At the file system level, all of these are simply text files. For example, on a Mac OS X system, you'll find the Public folders at /usr/local/kerio/mailserver/store/mail/localhost/#public. Let's say that we wanted to add a contact directly at the file system level (by an external program, for example).
Contacts are simply .eml files stored in the Contacts/#msgs directory:
# ls -l ?msgs
total 32
-rw------- 1 root apl 265 Apr 7 2008 00000001.eml
-rw------- 1 root apl 310 Nov 15 11:16 00000002.eml
-rw------- 1 root apl 310 Nov 15 13:24 00000003.eml
-rw------- 1 root apl 300 Nov 15 13:30 00000004.eml
A sparsely filled out contact might look like this:
Subject: ralph
Date: Sat, 15 Nov 2008 11:16:12 -0500
Content-Type: text/vcard; charset="utf-8"
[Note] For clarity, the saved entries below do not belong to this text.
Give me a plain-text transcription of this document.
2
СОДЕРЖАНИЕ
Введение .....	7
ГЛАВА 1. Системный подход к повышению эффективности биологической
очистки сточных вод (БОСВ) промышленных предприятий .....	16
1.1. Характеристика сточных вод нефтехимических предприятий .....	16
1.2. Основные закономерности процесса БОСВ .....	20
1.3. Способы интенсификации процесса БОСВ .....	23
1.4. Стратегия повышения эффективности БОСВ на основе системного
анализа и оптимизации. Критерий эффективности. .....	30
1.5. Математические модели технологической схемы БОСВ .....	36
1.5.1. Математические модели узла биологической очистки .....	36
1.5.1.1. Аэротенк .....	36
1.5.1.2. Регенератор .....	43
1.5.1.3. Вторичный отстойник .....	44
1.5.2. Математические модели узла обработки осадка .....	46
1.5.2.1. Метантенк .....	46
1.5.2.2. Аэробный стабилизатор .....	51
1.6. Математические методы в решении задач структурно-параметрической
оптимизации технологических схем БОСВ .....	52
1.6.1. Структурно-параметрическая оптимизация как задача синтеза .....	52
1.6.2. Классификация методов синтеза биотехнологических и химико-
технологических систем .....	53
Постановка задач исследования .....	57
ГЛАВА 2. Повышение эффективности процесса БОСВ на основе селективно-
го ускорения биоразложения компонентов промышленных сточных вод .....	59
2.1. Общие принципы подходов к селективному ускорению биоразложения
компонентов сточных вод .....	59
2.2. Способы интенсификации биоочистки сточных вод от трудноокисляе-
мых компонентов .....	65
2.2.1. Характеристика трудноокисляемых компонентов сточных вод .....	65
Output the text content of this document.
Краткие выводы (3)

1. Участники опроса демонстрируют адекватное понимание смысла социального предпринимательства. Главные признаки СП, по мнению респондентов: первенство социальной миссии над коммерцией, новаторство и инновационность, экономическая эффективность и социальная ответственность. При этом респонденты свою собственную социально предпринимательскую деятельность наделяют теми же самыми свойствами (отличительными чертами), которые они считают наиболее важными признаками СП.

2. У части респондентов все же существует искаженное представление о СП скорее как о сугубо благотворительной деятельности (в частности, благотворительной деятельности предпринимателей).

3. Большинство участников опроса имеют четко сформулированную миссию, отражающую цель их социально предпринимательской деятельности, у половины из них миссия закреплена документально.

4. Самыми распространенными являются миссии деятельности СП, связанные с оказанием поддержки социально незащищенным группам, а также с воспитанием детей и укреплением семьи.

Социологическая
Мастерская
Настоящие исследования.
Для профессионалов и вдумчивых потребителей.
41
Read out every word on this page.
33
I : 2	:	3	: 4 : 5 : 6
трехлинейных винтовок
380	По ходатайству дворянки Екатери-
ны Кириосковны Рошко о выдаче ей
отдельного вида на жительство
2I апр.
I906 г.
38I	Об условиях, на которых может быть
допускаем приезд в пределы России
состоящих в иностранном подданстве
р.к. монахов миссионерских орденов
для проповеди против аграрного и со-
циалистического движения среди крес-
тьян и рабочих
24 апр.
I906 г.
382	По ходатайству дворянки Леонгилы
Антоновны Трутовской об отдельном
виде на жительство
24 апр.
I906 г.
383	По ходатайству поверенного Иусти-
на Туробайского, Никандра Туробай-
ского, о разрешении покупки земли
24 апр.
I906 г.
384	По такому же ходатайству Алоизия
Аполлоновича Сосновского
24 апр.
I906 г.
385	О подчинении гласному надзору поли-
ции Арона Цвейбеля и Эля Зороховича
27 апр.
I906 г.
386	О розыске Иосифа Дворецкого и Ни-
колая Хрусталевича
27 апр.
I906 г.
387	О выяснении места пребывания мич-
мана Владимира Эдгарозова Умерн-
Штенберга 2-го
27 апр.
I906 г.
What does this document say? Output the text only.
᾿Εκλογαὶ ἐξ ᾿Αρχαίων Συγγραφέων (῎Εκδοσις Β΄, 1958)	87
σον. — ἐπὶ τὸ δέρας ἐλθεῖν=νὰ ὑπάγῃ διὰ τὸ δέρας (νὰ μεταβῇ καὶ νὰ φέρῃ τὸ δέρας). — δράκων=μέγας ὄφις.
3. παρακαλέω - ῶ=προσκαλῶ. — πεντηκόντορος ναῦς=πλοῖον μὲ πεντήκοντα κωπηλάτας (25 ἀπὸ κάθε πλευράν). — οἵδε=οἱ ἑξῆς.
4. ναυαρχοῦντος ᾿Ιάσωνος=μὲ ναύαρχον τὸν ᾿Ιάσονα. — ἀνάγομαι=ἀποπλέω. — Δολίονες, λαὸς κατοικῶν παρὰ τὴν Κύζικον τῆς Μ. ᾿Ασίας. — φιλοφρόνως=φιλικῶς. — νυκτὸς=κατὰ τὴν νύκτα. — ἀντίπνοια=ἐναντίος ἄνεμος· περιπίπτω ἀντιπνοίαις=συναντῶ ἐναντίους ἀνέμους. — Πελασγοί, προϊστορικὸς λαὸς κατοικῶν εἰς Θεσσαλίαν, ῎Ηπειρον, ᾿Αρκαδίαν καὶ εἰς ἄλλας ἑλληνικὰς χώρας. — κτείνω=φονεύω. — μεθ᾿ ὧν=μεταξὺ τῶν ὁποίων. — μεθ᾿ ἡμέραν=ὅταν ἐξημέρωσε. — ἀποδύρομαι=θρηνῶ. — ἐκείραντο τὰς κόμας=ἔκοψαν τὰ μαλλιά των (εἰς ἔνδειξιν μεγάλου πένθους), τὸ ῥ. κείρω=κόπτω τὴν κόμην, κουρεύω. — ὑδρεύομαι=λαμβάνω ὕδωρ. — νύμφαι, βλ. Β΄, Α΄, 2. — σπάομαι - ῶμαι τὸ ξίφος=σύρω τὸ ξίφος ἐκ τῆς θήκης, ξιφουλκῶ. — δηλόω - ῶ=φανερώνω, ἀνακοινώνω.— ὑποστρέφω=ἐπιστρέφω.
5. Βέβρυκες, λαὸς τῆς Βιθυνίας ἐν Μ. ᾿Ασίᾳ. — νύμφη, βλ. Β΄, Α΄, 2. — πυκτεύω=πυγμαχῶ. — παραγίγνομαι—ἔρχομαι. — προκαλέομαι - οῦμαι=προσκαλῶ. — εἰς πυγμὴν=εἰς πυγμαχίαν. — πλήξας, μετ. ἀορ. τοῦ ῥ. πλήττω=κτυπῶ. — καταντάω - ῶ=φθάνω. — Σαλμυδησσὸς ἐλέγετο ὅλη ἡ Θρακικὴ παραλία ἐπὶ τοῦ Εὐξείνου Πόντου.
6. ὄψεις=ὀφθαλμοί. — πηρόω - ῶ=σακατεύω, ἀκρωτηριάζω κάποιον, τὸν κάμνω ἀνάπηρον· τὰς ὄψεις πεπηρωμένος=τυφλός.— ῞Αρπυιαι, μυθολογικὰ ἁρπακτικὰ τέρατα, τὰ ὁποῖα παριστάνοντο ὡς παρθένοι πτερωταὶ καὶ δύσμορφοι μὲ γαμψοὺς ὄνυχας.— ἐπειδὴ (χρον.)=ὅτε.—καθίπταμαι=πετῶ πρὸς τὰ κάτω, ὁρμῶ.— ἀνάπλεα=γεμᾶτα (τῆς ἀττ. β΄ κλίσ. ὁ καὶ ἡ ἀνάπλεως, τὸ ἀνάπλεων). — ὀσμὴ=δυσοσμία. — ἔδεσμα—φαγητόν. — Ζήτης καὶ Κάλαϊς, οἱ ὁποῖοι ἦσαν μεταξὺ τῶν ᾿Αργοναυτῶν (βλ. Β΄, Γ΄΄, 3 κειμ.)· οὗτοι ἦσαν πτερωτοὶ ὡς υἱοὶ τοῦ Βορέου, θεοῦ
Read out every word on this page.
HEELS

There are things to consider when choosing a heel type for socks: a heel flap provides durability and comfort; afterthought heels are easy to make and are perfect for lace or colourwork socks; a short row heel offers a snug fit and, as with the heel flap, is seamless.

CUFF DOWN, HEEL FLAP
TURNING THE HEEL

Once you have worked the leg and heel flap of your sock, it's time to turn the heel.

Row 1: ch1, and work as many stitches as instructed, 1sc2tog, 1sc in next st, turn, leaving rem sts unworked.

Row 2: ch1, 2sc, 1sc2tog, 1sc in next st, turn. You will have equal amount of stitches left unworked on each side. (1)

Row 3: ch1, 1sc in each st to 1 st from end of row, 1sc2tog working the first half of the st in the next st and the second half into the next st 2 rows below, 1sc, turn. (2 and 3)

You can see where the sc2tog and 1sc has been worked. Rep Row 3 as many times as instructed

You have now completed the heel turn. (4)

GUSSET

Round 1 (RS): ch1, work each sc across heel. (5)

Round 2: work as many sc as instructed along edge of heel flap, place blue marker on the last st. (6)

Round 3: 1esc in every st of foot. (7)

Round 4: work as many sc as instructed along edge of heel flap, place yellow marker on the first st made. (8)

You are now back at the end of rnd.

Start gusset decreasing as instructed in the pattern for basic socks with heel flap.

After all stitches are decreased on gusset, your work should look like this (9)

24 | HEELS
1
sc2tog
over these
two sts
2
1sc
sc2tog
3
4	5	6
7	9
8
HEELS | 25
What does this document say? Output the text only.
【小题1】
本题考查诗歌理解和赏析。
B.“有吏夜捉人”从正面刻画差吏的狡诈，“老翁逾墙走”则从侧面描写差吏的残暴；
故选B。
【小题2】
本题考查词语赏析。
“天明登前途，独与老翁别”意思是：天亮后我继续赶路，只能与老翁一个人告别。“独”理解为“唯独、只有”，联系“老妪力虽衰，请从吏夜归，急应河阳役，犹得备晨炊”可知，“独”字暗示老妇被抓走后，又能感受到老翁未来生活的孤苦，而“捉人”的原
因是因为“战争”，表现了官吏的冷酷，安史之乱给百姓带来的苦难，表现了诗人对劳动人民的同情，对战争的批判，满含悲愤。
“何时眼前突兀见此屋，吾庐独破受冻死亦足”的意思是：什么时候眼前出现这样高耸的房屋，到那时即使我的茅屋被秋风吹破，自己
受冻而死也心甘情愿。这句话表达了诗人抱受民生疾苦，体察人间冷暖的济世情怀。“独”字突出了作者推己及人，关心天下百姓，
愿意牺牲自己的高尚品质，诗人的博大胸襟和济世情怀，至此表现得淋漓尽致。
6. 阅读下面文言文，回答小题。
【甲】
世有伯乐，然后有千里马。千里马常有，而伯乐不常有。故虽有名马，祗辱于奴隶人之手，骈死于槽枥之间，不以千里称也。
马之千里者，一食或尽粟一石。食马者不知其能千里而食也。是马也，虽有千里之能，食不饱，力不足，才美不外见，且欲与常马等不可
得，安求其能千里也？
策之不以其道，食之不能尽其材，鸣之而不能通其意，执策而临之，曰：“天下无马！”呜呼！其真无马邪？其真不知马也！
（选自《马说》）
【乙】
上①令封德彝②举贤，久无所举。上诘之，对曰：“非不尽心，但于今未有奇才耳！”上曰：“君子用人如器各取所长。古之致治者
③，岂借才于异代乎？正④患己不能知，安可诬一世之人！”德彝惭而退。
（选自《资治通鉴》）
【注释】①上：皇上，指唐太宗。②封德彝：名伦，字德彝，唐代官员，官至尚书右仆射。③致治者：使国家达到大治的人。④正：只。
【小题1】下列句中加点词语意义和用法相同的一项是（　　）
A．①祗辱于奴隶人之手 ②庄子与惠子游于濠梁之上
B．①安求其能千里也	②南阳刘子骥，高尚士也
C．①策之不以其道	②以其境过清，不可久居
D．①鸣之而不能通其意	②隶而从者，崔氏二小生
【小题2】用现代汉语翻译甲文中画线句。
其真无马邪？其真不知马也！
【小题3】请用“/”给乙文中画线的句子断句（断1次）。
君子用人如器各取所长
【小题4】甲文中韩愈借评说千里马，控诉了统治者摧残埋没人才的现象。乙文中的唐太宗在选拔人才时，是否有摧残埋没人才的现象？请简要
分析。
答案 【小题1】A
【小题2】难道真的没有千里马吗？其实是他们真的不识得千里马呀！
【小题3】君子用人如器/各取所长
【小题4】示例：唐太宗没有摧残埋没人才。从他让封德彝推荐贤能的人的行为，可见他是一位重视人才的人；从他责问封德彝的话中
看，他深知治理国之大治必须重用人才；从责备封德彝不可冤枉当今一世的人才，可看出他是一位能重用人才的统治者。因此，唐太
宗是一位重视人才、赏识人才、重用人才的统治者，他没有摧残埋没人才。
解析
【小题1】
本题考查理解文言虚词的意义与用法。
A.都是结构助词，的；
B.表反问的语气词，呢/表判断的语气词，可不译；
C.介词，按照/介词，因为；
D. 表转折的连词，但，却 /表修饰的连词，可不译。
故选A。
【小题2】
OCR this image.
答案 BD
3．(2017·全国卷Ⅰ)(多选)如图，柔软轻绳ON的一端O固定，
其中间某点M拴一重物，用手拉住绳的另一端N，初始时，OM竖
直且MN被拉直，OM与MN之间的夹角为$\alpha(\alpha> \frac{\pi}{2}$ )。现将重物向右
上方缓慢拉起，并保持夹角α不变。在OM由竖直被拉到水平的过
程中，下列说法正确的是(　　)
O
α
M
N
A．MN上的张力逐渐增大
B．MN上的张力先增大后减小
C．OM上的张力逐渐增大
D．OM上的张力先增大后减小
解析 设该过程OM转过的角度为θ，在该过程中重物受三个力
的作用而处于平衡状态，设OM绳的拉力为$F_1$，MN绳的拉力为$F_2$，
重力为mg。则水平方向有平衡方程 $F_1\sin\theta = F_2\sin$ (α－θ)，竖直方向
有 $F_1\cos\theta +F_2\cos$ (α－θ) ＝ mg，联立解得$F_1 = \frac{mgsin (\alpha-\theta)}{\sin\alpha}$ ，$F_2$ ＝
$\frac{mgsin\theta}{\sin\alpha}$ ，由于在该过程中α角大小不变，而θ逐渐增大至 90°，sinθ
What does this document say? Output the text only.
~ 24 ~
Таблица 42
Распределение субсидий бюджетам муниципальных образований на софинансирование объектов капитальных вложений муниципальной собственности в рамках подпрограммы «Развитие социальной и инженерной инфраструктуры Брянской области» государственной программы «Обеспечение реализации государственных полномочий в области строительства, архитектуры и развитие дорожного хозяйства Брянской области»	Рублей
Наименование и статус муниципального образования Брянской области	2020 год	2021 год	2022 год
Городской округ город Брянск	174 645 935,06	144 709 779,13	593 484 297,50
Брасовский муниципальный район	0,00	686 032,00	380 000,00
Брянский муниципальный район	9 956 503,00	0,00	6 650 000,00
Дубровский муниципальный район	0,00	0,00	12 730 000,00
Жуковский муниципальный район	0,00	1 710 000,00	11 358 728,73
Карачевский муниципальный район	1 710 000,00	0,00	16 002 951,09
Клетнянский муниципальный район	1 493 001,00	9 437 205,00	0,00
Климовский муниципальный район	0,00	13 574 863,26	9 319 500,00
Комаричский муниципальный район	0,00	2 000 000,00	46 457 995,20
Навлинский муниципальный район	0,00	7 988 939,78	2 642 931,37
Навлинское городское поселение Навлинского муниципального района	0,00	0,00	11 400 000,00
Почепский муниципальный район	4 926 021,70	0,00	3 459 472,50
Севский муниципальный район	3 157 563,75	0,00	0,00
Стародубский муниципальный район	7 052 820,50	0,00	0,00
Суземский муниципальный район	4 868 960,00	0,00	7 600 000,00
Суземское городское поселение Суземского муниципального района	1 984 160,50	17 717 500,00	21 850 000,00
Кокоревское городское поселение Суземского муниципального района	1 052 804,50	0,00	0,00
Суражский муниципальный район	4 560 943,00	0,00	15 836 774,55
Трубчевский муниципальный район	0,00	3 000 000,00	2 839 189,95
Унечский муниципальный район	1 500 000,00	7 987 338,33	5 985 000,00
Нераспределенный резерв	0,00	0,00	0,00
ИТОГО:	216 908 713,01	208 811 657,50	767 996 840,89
Content-Transfer-Encoding: 8bit
BEGIN:VCARD
VERSION:3.0
PRODID:-//kerio.com/Contacts//NONSGML v1.0//EN
N:;ralph;;;
FN:ralph
X-FILE-AS:ralph
CLASS:PUBLIC
EMAIL;TYPE=PREF,HOME:ralphie@gop.com
END:VCARD
You can create 00000005.eml with the new contact. All that remains is to rename "index.fld" in /usr/local/kerio/mailserver/store/mail/localhost/#public/Contacts to "index.bad"
I would recommend stopping the mailserver, adding the contact, renaming the file and restarting. However, if you can be sure that no one is currently working in this directory, you can do it with the server running.
This method could be used to programatically add a large number of contacts from mailing lists, etc. All Kerio files are text based, so similar methods can be used for Calendar events and so on.